What the Evidence Actually Shows

The "clinically proven" claim is partially supported — multiple RCTs show significant improvements in hair count versus placebo, and a meta-analysis supports a pooled positive effect. However, the evidence quality is limited by small sample sizes, protocol heterogeneity, and the absence of standardized PRP preparation methods that would allow results to be generalized across clinical practices.

The "long-lasting effects" claim is not well-supported. The majority of PRP trials have follow-up periods of 3–6 months. Long-term durability data (beyond 12 months) are limited, and the maintenance injection requirement (every 3–6 months in most protocols) suggests that the effects are not permanent. The "dormant follicles" framing implies that PRP can reactivate follicles that have been miniaturized for years — the evidence does not support this for advanced AGA.

Comparison to established treatments is important context. The effect sizes in PRP trials (mean +33.6 hairs/cm²) are comparable to or smaller than those reported for topical minoxidil 5% in similar populations. PRP is substantially more expensive and invasive than minoxidil. The evidence does not support PRP as a superior alternative to established pharmacological treatments; it may be a useful adjunct.

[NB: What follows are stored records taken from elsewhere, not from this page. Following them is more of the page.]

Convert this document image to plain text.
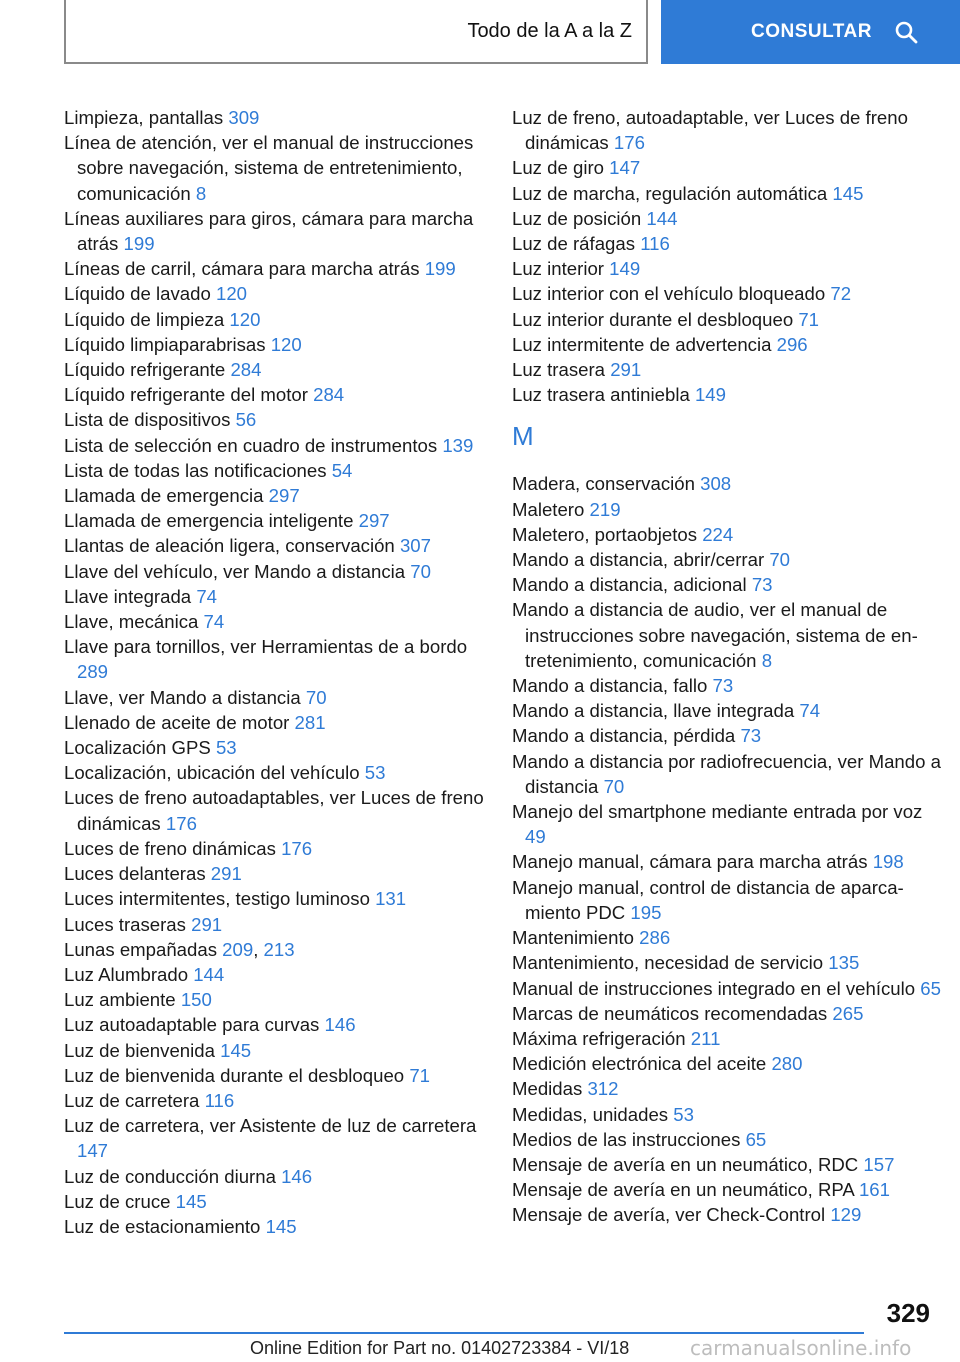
Todo de la A a la Z	CONSULTAR
Limpieza, pantallas 309
Línea de atención, ver el manual de instrucciones sobre navegación, sistema de entretenimiento, comunicación 8
Líneas auxiliares para giros, cámara para marcha atrás 199
Líneas de carril, cámara para marcha atrás 199
Líquido de lavado 120
Líquido de limpieza 120
Líquido limpiaparabrisas 120
Líquido refrigerante 284
Líquido refrigerante del motor 284
Lista de dispositivos 56
Lista de selección en cuadro de instrumentos 139
Lista de todas las notificaciones 54
Llamada de emergencia 297
Llamada de emergencia inteligente 297
Llantas de aleación ligera, conservación 307
Llave del vehículo, ver Mando a distancia 70
Llave integrada 74
Llave, mecánica 74
Llave para tornillos, ver Herramientas de a bordo 289
Llave, ver Mando a distancia 70
Llenado de aceite de motor 281
Localización GPS 53
Localización, ubicación del vehículo 53
Luces de freno autoadaptables, ver Luces de freno dinámicas 176
Luces de freno dinámicas 176
Luces delanteras 291
Luces intermitentes, testigo luminoso 131
Luces traseras 291
Lunas empañadas 209, 213
Luz Alumbrado 144
Luz ambiente 150
Luz autoadaptable para curvas 146
Luz de bienvenida 145
Luz de bienvenida durante el desbloqueo 71
Luz de carretera 116
Luz de carretera, ver Asistente de luz de carretera 147
Luz de conducción diurna 146
Luz de cruce 145
Luz de estacionamiento 145
Luz de freno, autoadaptable, ver Luces de freno dinámicas 176
Luz de giro 147
Luz de marcha, regulación automática 145
Luz de posición 144
Luz de ráfagas 116
Luz interior 149
Luz interior con el vehículo bloqueado 72
Luz interior durante el desbloqueo 71
Luz intermitente de advertencia 296
Luz trasera 291
Luz trasera antiniebla 149
M
Madera, conservación 308
Maletero 219
Maletero, portaobjetos 224
Mando a distancia, abrir/cerrar 70
Mando a distancia, adicional 73
Mando a distancia de audio, ver el manual de instrucciones sobre navegación, sistema de entretenimiento, comunicación 8
Mando a distancia, fallo 73
Mando a distancia, llave integrada 74
Mando a distancia, pérdida 73
Mando a distancia por radiofrecuencia, ver Mando a distancia 70
Manejo del smartphone mediante entrada por voz 49
Manejo manual, cámara para marcha atrás 198
Manejo manual, control de distancia de aparcamiento PDC 195
Mantenimiento 286
Mantenimiento, necesidad de servicio 135
Manual de instrucciones integrado en el vehículo 65
Marcas de neumáticos recomendadas 265
Máxima refrigeración 211
Medición electrónica del aceite 280
Medidas 312
Medidas, unidades 53
Medios de las instrucciones 65
Mensaje de avería en un neumático, RDC 157
Mensaje de avería en un neumático, RPA 161
Mensaje de avería, ver Check-Control 129
329
Online Edition for Part no. 01402723384 - VI/18	carmanualsonline.info
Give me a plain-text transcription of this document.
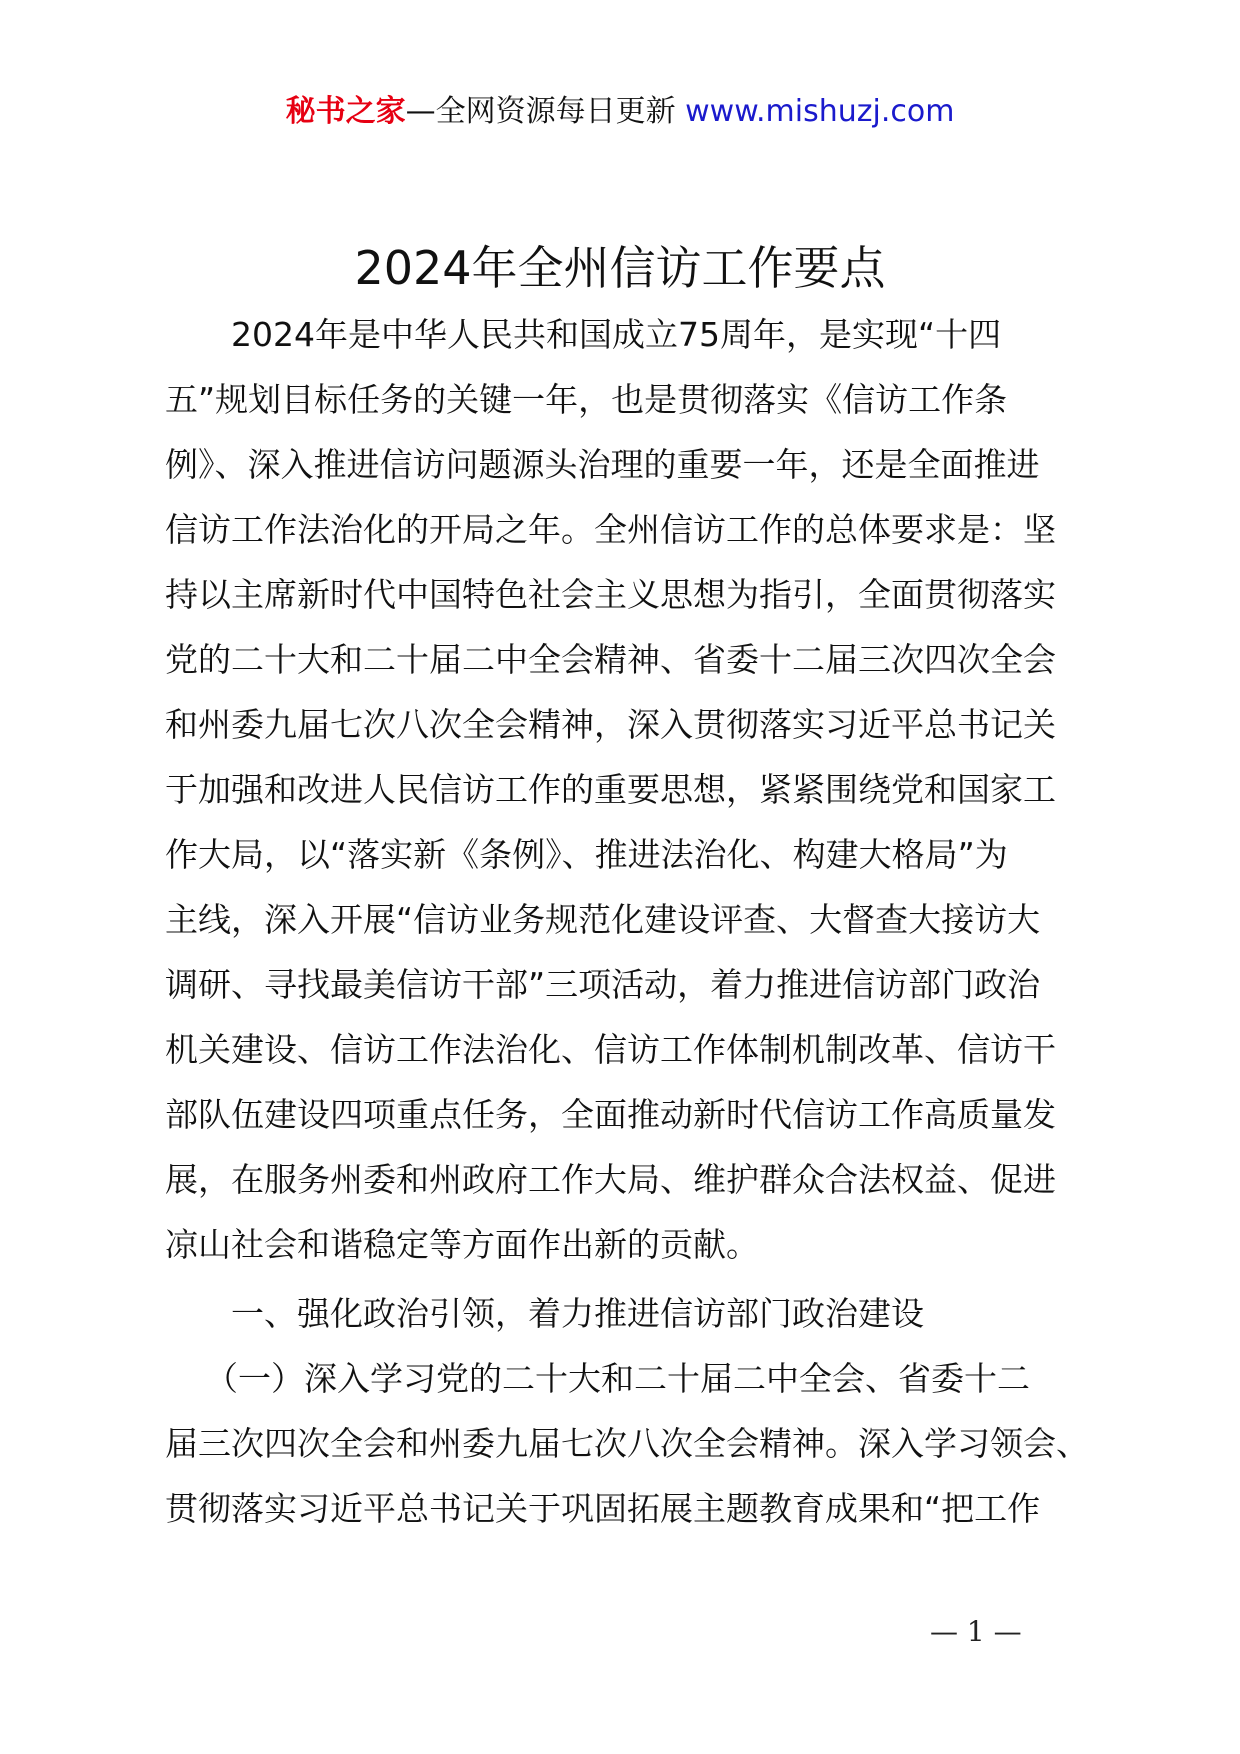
秘书之家—全网资源每日更新 www.mishuzj.com
2024年全州信访工作要点
2024年是中华人民共和国成立75周年，是实现“十四
五”规划目标任务的关键一年，也是贯彻落实《信访工作条
例》、深入推进信访问题源头治理的重要一年，还是全面推进
信访工作法治化的开局之年。全州信访工作的总体要求是：坚
持以主席新时代中国特色社会主义思想为指引，全面贯彻落实
党的二十大和二十届二中全会精神、省委十二届三次四次全会
和州委九届七次八次全会精神，深入贯彻落实习近平总书记关
于加强和改进人民信访工作的重要思想，紧紧围绕党和国家工
作大局，以“落实新《条例》、推进法治化、构建大格局”为
主线，深入开展“信访业务规范化建设评查、大督查大接访大
调研、寻找最美信访干部”三项活动，着力推进信访部门政治
机关建设、信访工作法治化、信访工作体制机制改革、信访干
部队伍建设四项重点任务，全面推动新时代信访工作高质量发
展，在服务州委和州政府工作大局、维护群众合法权益、促进
凉山社会和谐稳定等方面作出新的贡献。
一、强化政治引领，着力推进信访部门政治建设
（一）深入学习党的二十大和二十届二中全会、省委十二
届三次四次全会和州委九届七次八次全会精神。深入学习领会、
贯彻落实习近平总书记关于巩固拓展主题教育成果和“把工作
— 1 —
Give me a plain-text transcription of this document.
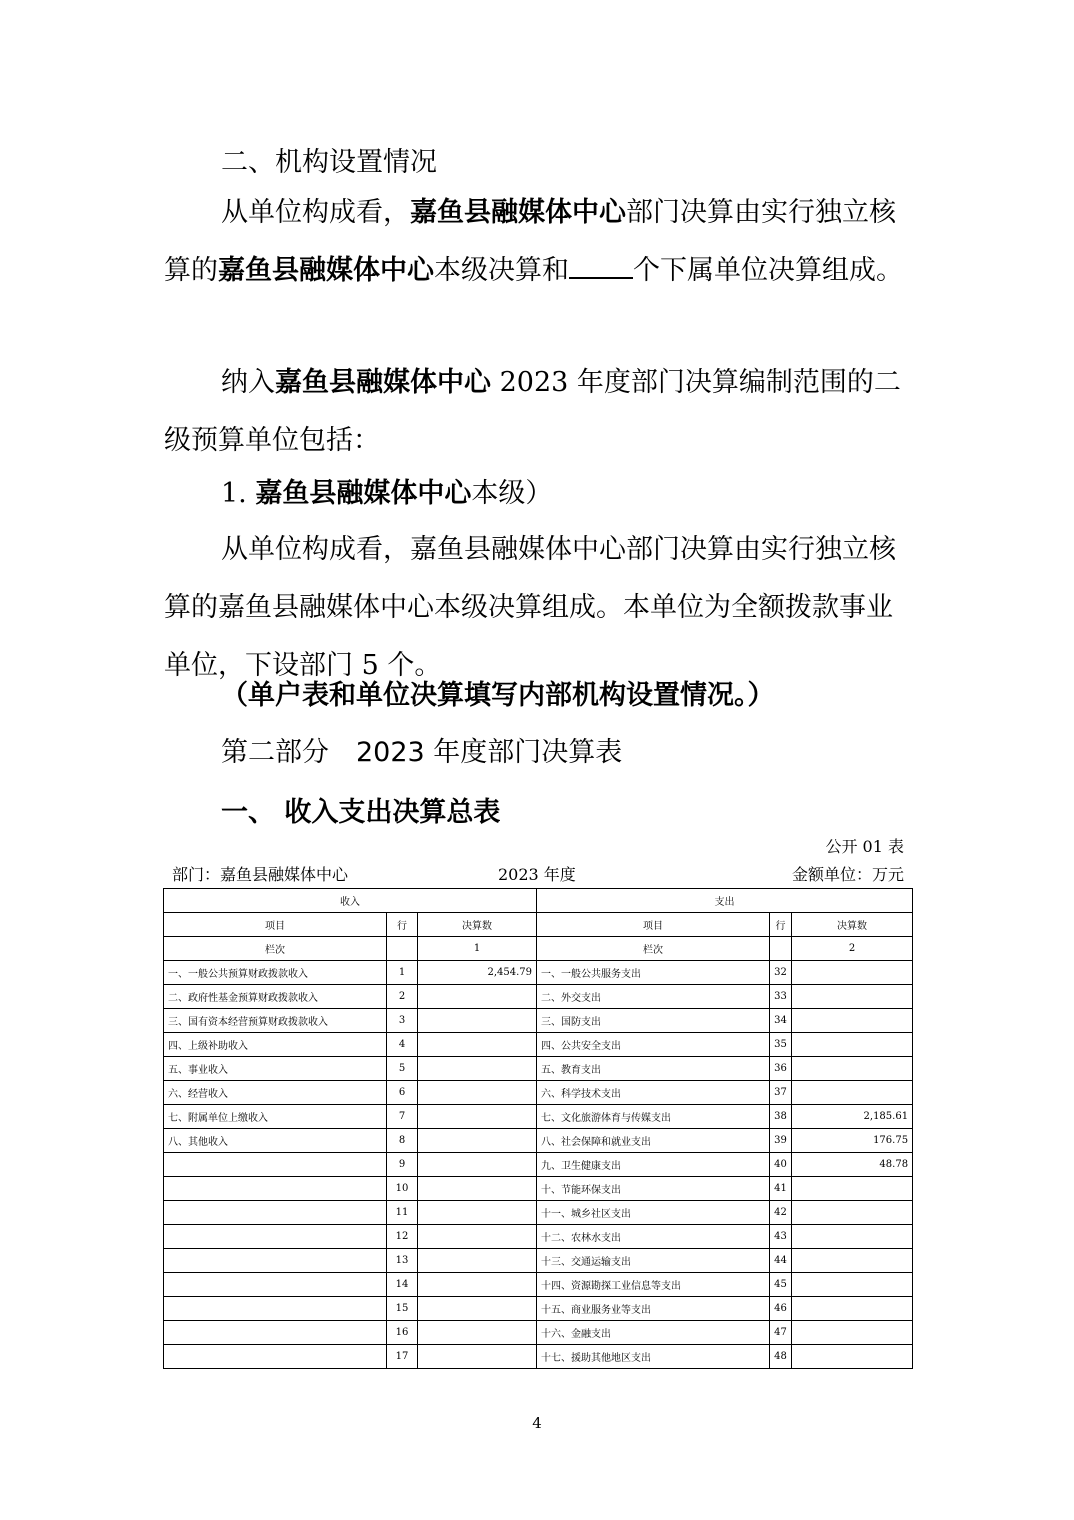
二、机构设置情况
从单位构成看，嘉鱼县融媒体中心部门决算由实行独立核算的嘉鱼县融媒体中心本级决算和 个下属单位决算组成。
纳入嘉鱼县融媒体中心 2023 年度部门决算编制范围的二级预算单位包括：
1. 嘉鱼县融媒体中心本级）
从单位构成看，嘉鱼县融媒体中心部门决算由实行独立核算的嘉鱼县融媒体中心本级决算组成。本单位为全额拨款事业单位，下设部门 5 个。
（单户表和单位决算填写内部机构设置情况。）
第二部分　2023 年度部门决算表
一、 收入支出决算总表
公开 01 表
部门：嘉鱼县融媒体中心	2023 年度	金额单位：万元
收入			支出		
项目	行	决算数	项目	行	决算数
栏次		1	栏次		2
一、一般公共预算财政拨款收入	1	2,454.79	一、一般公共服务支出	32	
二、政府性基金预算财政拨款收入	2		二、外交支出	33	
三、国有资本经营预算财政拨款收入	3		三、国防支出	34	
四、上级补助收入	4		四、公共安全支出	35	
五、事业收入	5		五、教育支出	36	
六、经营收入	6		六、科学技术支出	37	
七、附属单位上缴收入	7		七、文化旅游体育与传媒支出	38	2,185.61
八、其他收入	8		八、社会保障和就业支出	39	176.75
	9		九、卫生健康支出	40	48.78
	10		十、节能环保支出	41	
	11		十一、城乡社区支出	42	
	12		十二、农林水支出	43	
	13		十三、交通运输支出	44	
	14		十四、资源勘探工业信息等支出	45	
	15		十五、商业服务业等支出	46	
	16		十六、金融支出	47	
	17		十七、援助其他地区支出	48	
4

Protocol Standardization: The Key Evidence Gap

The primary barrier to interpreting the PRP evidence base is protocol heterogeneity. PRP preparations vary in platelet concentration (2–8× baseline), activation method (thrombin, calcium chloride, or no activation), injection depth (intradermal versus subdermal), injection volume, session frequency (monthly versus every 3 months), and number of sessions. Without standardized protocols, it is impossible to know which PRP preparation and technique produces the results reported in any given trial.

This heterogeneity also means that the PRP offered at any given clinic may not correspond to the protocol used in the positive trials. Patients considering PRP should ask about the specific preparation method and protocol used, and compare it to the published evidence.

Verdict: Partially Supported

The evidence for PRP in androgenetic alopecia is positive but limited. Multiple RCTs show significant improvements in hair count versus placebo, and a meta-analysis supports a pooled positive effect. The evidence quality is limited by small sample sizes, substantial protocol heterogeneity, and short follow-up durations. Effect sizes are comparable to topical minoxidil at substantially higher cost and invasiveness. PRP is a reasonable adjunct for patients who have not responded adequately to pharmacological treatments; it is not established as a superior alternative. Evidence rating: 3/5.